Ahmad Hoorfar is a professor of electrical and computer engineering, the ECE department’s graduate chair, and the founder and director of Antenna Research Laboratory at Villanova University. He received his B.S. in electronics engineering from the University of Tehran and the M.S. and Ph.D. degrees in electrical engineering from the University of Colorado Boulder, His research contributions over the years have covered areas in electromagnetic field theory, numerical modeling and novel designs of multifunction printed and low-profile antennas, metamaterial media and surfaces, inverse scattering, microwave sensing and imaging, and stochastic optimization methods. He has been a pioneer in development and applications of evolutionary and global algorithms in electromagnetics, development of electromagnetic-based techniques for through-the-wall radar imaging (TWRI) and ground penetrating radar (GPR), compressive sensing applied to GPR and TWRI, and the use of the mathematical concept of space-filling curves in design of electrically small antennas, RFID tags, artificial magnetic conductors, and metasurfaces.

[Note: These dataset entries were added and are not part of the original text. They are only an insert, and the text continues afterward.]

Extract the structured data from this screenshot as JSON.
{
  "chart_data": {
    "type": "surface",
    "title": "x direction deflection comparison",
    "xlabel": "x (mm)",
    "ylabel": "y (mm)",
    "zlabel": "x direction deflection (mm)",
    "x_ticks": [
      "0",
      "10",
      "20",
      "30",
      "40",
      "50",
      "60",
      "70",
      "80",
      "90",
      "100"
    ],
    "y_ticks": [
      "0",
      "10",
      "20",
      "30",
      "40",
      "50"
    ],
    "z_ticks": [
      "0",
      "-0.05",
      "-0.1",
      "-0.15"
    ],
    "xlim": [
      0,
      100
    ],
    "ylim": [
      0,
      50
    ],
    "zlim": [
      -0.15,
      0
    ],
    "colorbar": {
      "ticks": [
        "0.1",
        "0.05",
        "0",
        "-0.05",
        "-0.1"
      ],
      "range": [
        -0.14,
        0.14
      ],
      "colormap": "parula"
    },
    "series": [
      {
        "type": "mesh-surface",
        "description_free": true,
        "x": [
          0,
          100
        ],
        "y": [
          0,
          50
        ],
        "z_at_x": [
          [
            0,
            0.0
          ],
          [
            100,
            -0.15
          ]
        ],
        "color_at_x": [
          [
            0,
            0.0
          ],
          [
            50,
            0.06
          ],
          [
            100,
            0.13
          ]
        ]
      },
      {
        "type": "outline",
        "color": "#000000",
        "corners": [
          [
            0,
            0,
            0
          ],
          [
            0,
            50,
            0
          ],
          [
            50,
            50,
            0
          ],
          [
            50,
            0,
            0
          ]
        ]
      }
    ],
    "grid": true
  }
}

Dr. Hoorfar was the recipient of Villanova University’s Outstanding Faculty Research Scholar Award in 2007, and the recipient of Philadelphia section’s ‘IEEE chapter of the year award’ for his leadership in chairing the AP/MTT joint chapter in 1995. His students have won top prizes in student best paper competitions at several IEEE and other international symposia, He was the general chair of the 12th and 13th Benjamin Franklin Symposia in Microwave and Antenna Technology held in 1994 and 1995, and co-organizer of the 22nd Antenna Measurement Technique Association (AMTA) Symposium in 2000, and on the organizing committee of 2003 and 2018 IEEE International Microwave Symposia held in Philadelphia. He has served on the review board of various IEEE and other technical publications on antennas, microwaves, and remote sensing in the last thirty years. He has also been on the technical program committees of numerous international symposia and conferences, including IEEE AP-S, IEEE MTT, IEEE Aerospace, IEEE Radio and Wireless, IEEE Radar Conference, International Union of Radio Science (URSI), and Progress in Electromagnetic Research symposia. He spent his sabbatical leave in 2002 and 2009 at NASA’s Jet Propulsion Laboratory (JPL) in Pasadena, California, where he contributed to the development of a general optimization code for design of feed horns for NASA’s deep space communication network.

Abstract

The concept of space–filling curves has been a subject of study in the mathematics literature since the late part of the 19th century. These curves are, in general, continuous mappings from a normalized one- dimensional interval [0,1] to a normalized two-dimensional region, [0,1]×[0,1] , and for each case the curve passes through every point in the 2-D region in the limit of infinite iteration order. The most widely used of these curves is ones proposed by G. Peano and David Hilbert in 1890 and 1891, respectively. From the electromagnetics, scattering, and antenna viewpoints the space-filling curves are very attractive since they offer a resonant structure that could have a very small footprint as one increases the step-order in iterative filling of a 2-D region. Space-filling curves, however, are a subset of much larger class of curves in Graph theory, called Grid-Graph Hamiltonian Paths (GG-HP) and Cycles (GG-HC).

In this lecture, the fundamental electrodynamics of Space-filling curves and Grid-Graph Hamiltonian Paths in terms of their scattering properties, polarizability, and multiband/wideband functionality, and their roles in development of low-profile, electrically small and reconfigurable antennas, metamaterials, and metasurfaces for antenna beam-shaping will be given. In particular, we describe use of the space-filling curve and Hamiltonian Path fractal elements in development of wideband but miniaturized top loaded monopoles, ultra-passive RFID tags, polarization insensitive high-impedance surfaces, electrically-thin microwave absorbers, SNG and DNG metamaterials, and metasurfaces with non-uniformly spaced inclusions for beam shaping of printed antennas. We will discuss salient features of these novel structures and will describe physical insights into the theoretical and measured results.

Reminder for all in-person attendees

Please only attend the event if you are feeling well; anyone feeling sick must stay home.